In an interview with ITV News presenter Julie Etchingham, the Cardinal urged people to "have a pattern" to their day during stay-at-home measures.

The religious leader urged the public to use the current restrictions as an opportunity for "a time of silence" in which to explore "our inner selves".

Cardinal Nichols also advised people to use this time as an "opportunity for quiet reflection".

Addressing recommended restrictions on the number of mourners at burials and funerals, the Cardinal said the church wanted to "insist that everybody who wishes have a minister of their religion present".

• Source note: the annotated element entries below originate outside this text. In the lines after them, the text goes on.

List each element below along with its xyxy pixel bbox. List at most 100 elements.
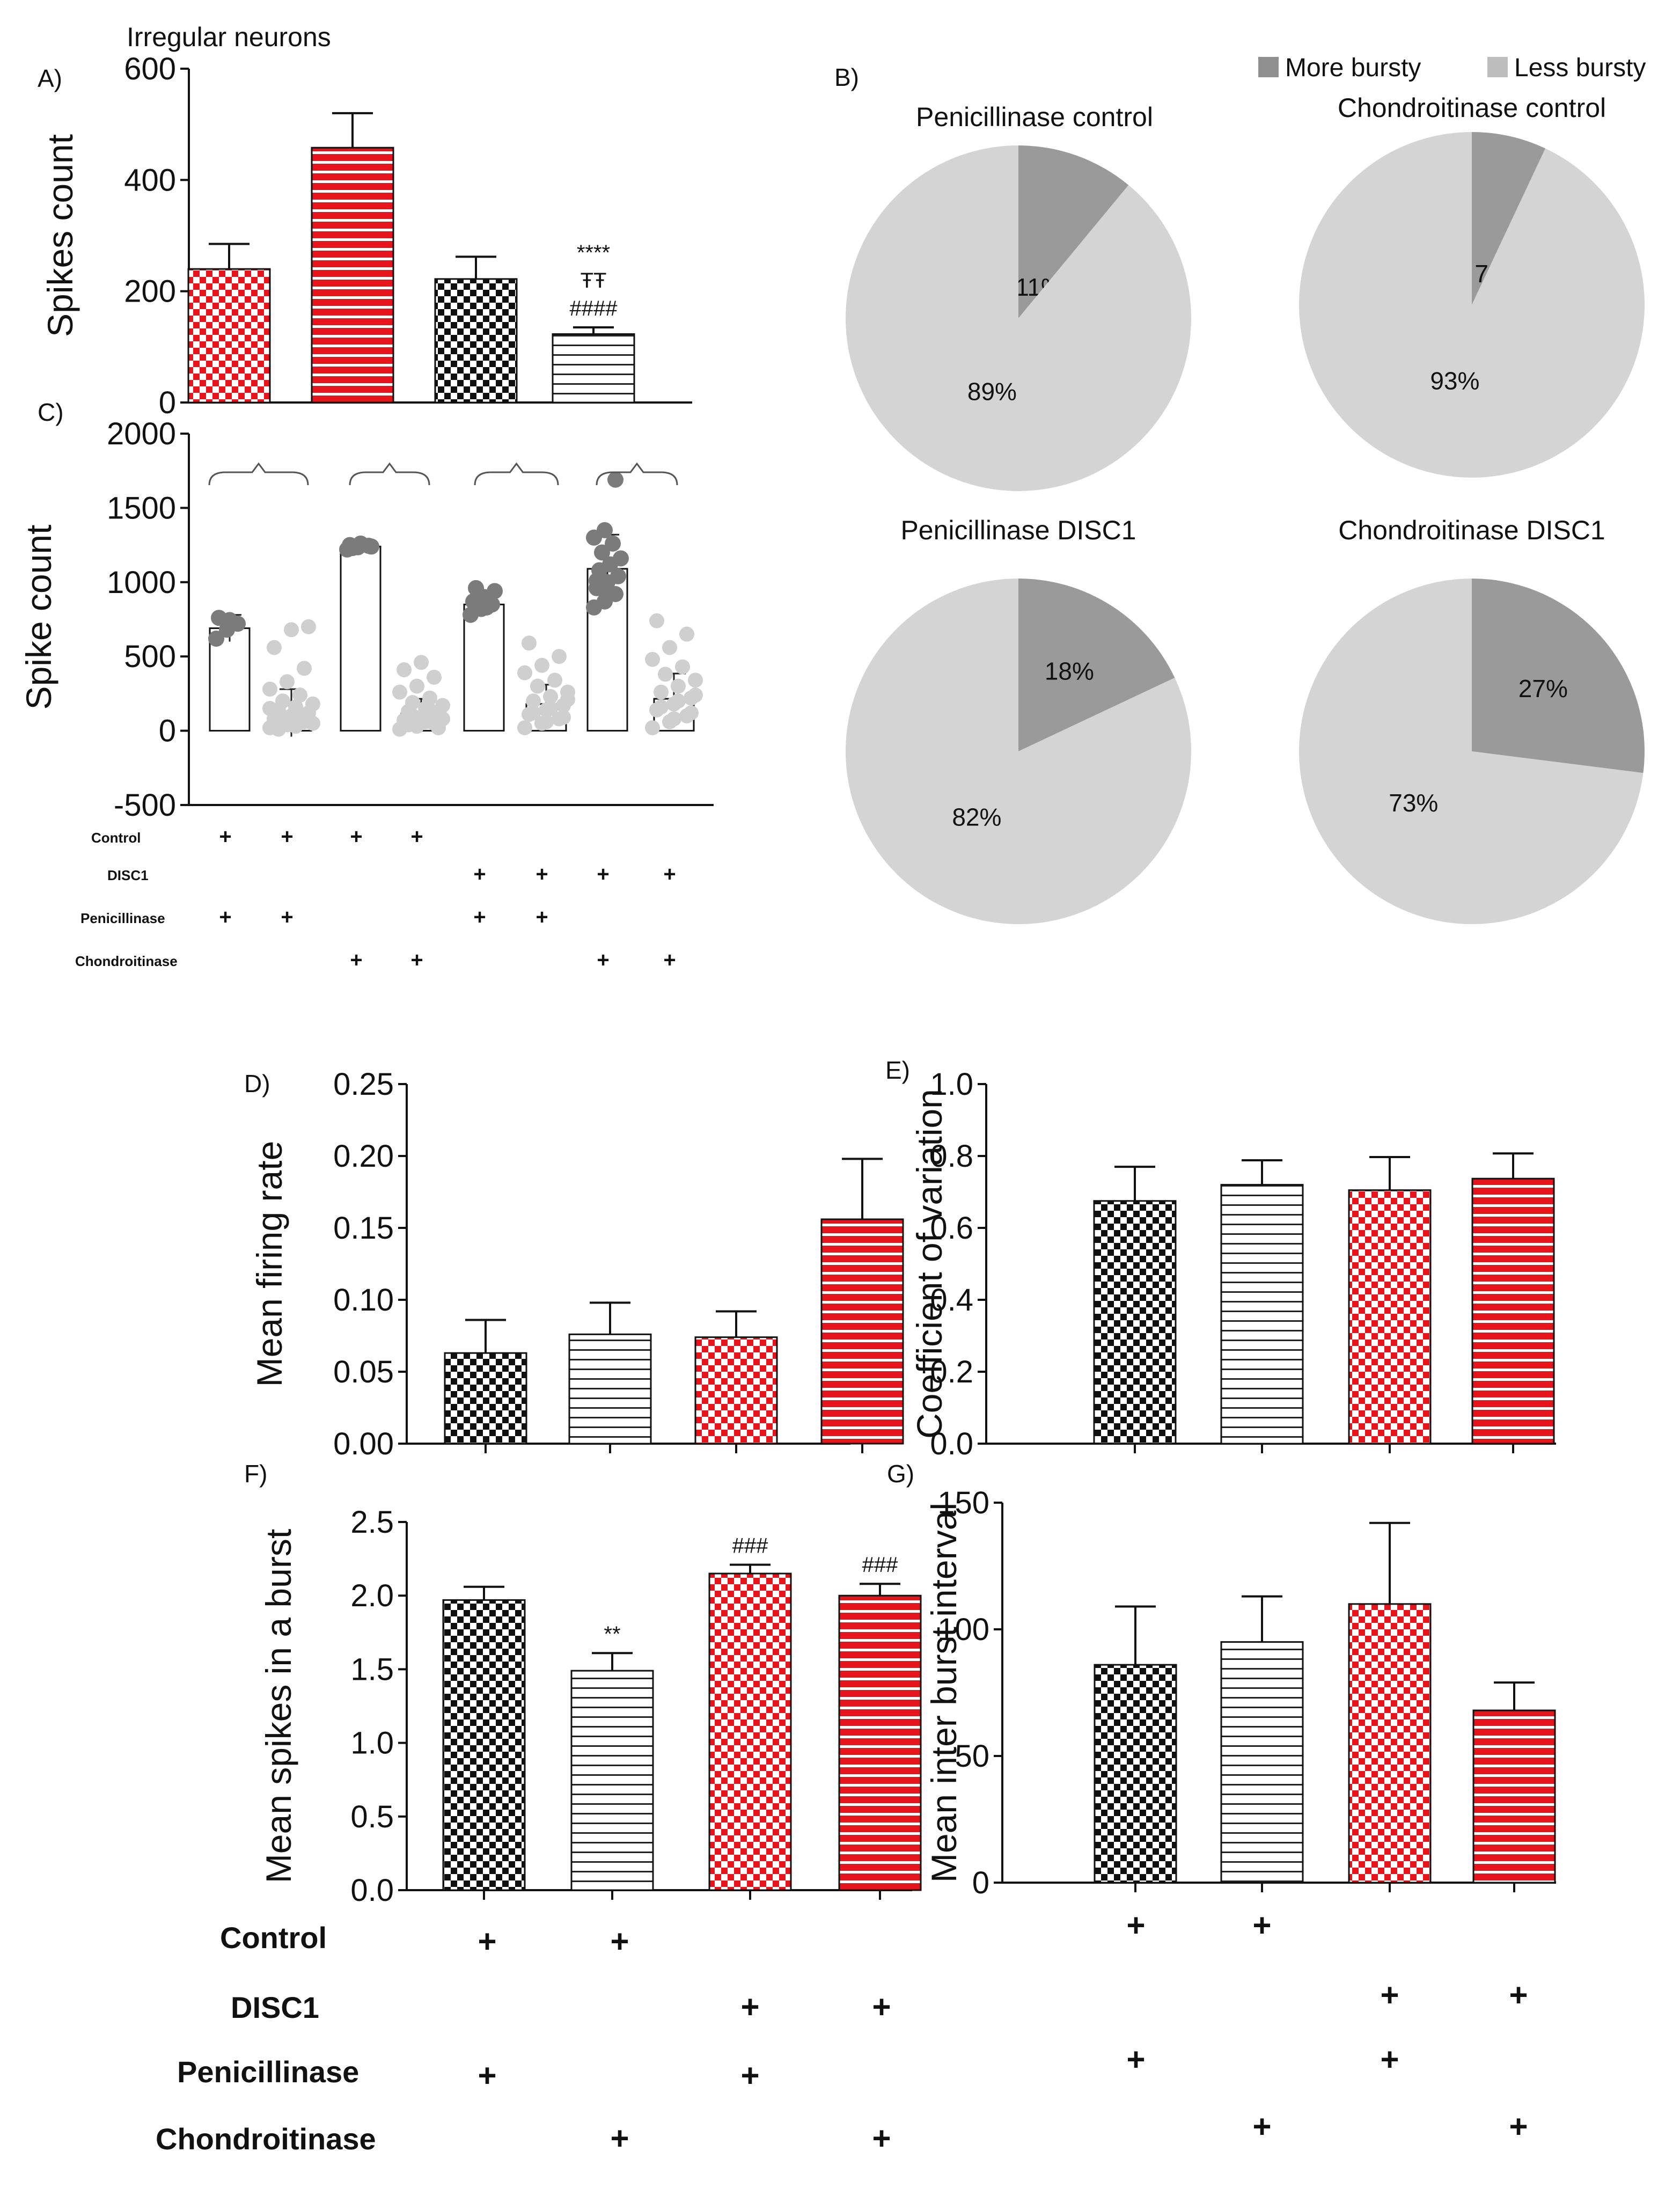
panel-a-y-axis-label: Spikes count (40, 134, 80, 337)
panel-f-plus-sign: + (872, 2120, 891, 2156)
panel-g-plus-sign: + (1126, 1907, 1145, 1943)
panel-c-point (645, 720, 660, 736)
panel-g-plus-sign: + (1380, 2041, 1399, 2077)
panel-e-bar (1220, 1184, 1304, 1445)
panel-d-bar (568, 1333, 652, 1445)
panel-f-y-tick-label: 0.5 (350, 1799, 394, 1834)
pie-slice (1298, 132, 1645, 478)
panel-c-point (344, 540, 361, 557)
panel-f-bar (442, 1599, 526, 1891)
panel-c-point (363, 538, 379, 555)
panel-c-point (662, 640, 677, 655)
panel-g-plus-sign: + (1380, 1977, 1399, 2013)
panel-c-point (222, 612, 238, 628)
panel-c-brace (208, 462, 309, 486)
panel-c-brace (596, 462, 678, 486)
panel-c-point (392, 684, 407, 700)
panel-c-point (599, 583, 615, 599)
panel-a-title: Irregular neurons (127, 22, 331, 52)
panel-d-y-tick-label: 0.15 (333, 1211, 394, 1246)
panel-c-y-tick-label: 2000 (107, 416, 176, 451)
panel-g-plus-sign: + (1509, 1977, 1528, 2013)
panel-g-plus-sign: + (1252, 2109, 1271, 2145)
pie-slice (1299, 579, 1644, 925)
panel-c-point (487, 583, 503, 599)
panel-b-pie-charts: B) More bursty Less bursty Penicillinase co… (834, 54, 1646, 925)
panel-c-point (654, 699, 669, 715)
panel-c-point (405, 708, 420, 723)
panel-c-condition-label: Chondroitinase (75, 953, 178, 969)
panel-d-bar (444, 1352, 527, 1445)
panel-d-y-tick-label: 0.05 (333, 1355, 394, 1389)
panel-c-point (284, 622, 299, 638)
panel-c-point (422, 690, 437, 706)
panel-g-y-tick-label: 100 (937, 1612, 989, 1647)
panel-d-label: D) (244, 1070, 270, 1097)
pie-slice (1472, 579, 1645, 773)
panel-c-point (589, 573, 605, 589)
panel-g-bar (1472, 1709, 1556, 1884)
panel-c-plus-sign: + (597, 862, 609, 886)
panel-g-label: G) (887, 1460, 914, 1488)
panel-c-point (280, 674, 295, 690)
panel-g-y-tick-label: 0 (972, 1865, 989, 1900)
panel-c-plus-sign: + (473, 905, 486, 929)
panel-c-plus-sign: + (281, 825, 293, 848)
panel-c-condition-label: DISC1 (107, 867, 149, 883)
panel-c-point (552, 649, 567, 664)
panel-c-plus-sign: + (410, 825, 423, 848)
panel-f-significance: ### (732, 1534, 768, 1558)
panel-f-plus-sign: + (740, 1989, 759, 2025)
panel-c-point (267, 640, 282, 655)
panel-a-y-tick-label: 0 (159, 385, 176, 420)
panel-c-point (301, 619, 316, 634)
panel-c-point (517, 665, 532, 680)
panel-f-plus-sign: + (478, 1923, 496, 1959)
pie-slice (1018, 579, 1175, 751)
panel-a-bar (434, 278, 518, 404)
pie-percent-label: 82% (952, 803, 1001, 831)
panel-c-point (594, 544, 610, 561)
panel-d-y-tick-label: 0.10 (333, 1283, 394, 1318)
panel-g-y-axis-label: Mean inter burst interval (924, 1503, 964, 1883)
panel-c-point (547, 672, 562, 688)
panel-c-point (262, 701, 277, 716)
panel-c-point (418, 714, 433, 729)
panel-a-y-tick-label: 400 (124, 163, 176, 197)
pie-slice (846, 145, 1191, 492)
panel-c-point (530, 678, 545, 694)
panel-a-y-tick-label: 200 (124, 274, 176, 309)
panel-c-point (539, 714, 554, 729)
legend-label: More bursty (1285, 54, 1421, 82)
panel-g-bar (1094, 1664, 1177, 1884)
pie-percent-label: 93% (1430, 367, 1479, 394)
panel-e-bar (1471, 1177, 1555, 1445)
panel-c-point (422, 702, 437, 718)
panel-a-significance: **** (577, 241, 610, 265)
panel-f-y-tick-label: 2.5 (350, 1505, 394, 1540)
panel-c-point (605, 535, 621, 552)
panel-c-scatter-chart: C) Spike count -500 0 500 1000 1500 2000 Control… (19, 398, 714, 972)
panel-e-y-tick-label: 0.0 (930, 1426, 973, 1461)
panel-c-point (671, 678, 686, 694)
condition-table: Control + + + + DISC1 + + + + Penicillinase + + + + Cho… (156, 1907, 1528, 2156)
panel-d-y-tick-label: 0.20 (333, 1139, 394, 1174)
panel-a-significance: ŦŦ (581, 269, 607, 292)
pie-percent-label: 27% (1518, 675, 1568, 702)
panel-e-y-axis-label: Coefficient of variation (909, 1089, 949, 1439)
panel-c-plus-sign: + (473, 862, 486, 886)
panel-c-label: C) (38, 398, 64, 426)
panel-e-y-tick-label: 0.4 (930, 1283, 973, 1318)
panel-c-plus-sign: + (281, 905, 293, 929)
panel-f-bar (570, 1670, 654, 1891)
panel-c-point (479, 599, 495, 616)
panel-c-point (560, 692, 575, 707)
panel-g-bar (1220, 1641, 1304, 1884)
panel-c-point (409, 678, 424, 694)
panel-c-point (517, 720, 532, 736)
panel-b-label: B) (834, 63, 859, 91)
panel-c-point (435, 698, 450, 713)
panel-c-point (427, 669, 442, 685)
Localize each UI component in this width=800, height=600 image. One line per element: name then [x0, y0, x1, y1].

He added: "The rules allow with this, but it's going to be the practical working of these opportunities that might become very difficult as we enter the most difficult time of this pandemic, which as we know is coming up."

Westminster Cathedral closed its doors following the Prime Minister's lockdown measures. Credit: PA

For those without faith, the Cardinal said "we're all spiritual beings" and added that faith - in times like the current crisis - can "sustain us". He added:

"We're all spiritual beings. We all have that dimension to our lives. What faith does is give it a focus and a shape, but not truth.

"So I would hope that anybody who has never yet being introduced to a religious faith might find that that tempted during this time."

The Catholic leader suggested the public could use the current situation as an opportunity to explore religious faith.

Cardinal Nichols also pointed to how the coronavirus crisis had helped highlight "all sorts of signs of the goodness that is there," adding:

"I think everybody knows how much we owe to those who clean the streets and remove the rubbish and drive the trips.

"And of course in the health services, the nurses, the doctors, the specialists [...] the scientific experts who are working flatout and all of this is a great sense of a bond between us all."

Speaking to ITV News over a video call, Cardinal Nichols admitted the upcoming Easter celebrations looked "bleak" amid current lockdown measures.

But he also pointed to the "creativity" with which families and friends are continuing to communicate and share moments together while maintaining social distancing measures.

Cardinal Nichols urged those looking to celebrate Easter to "express that sense of belonging without physical contact".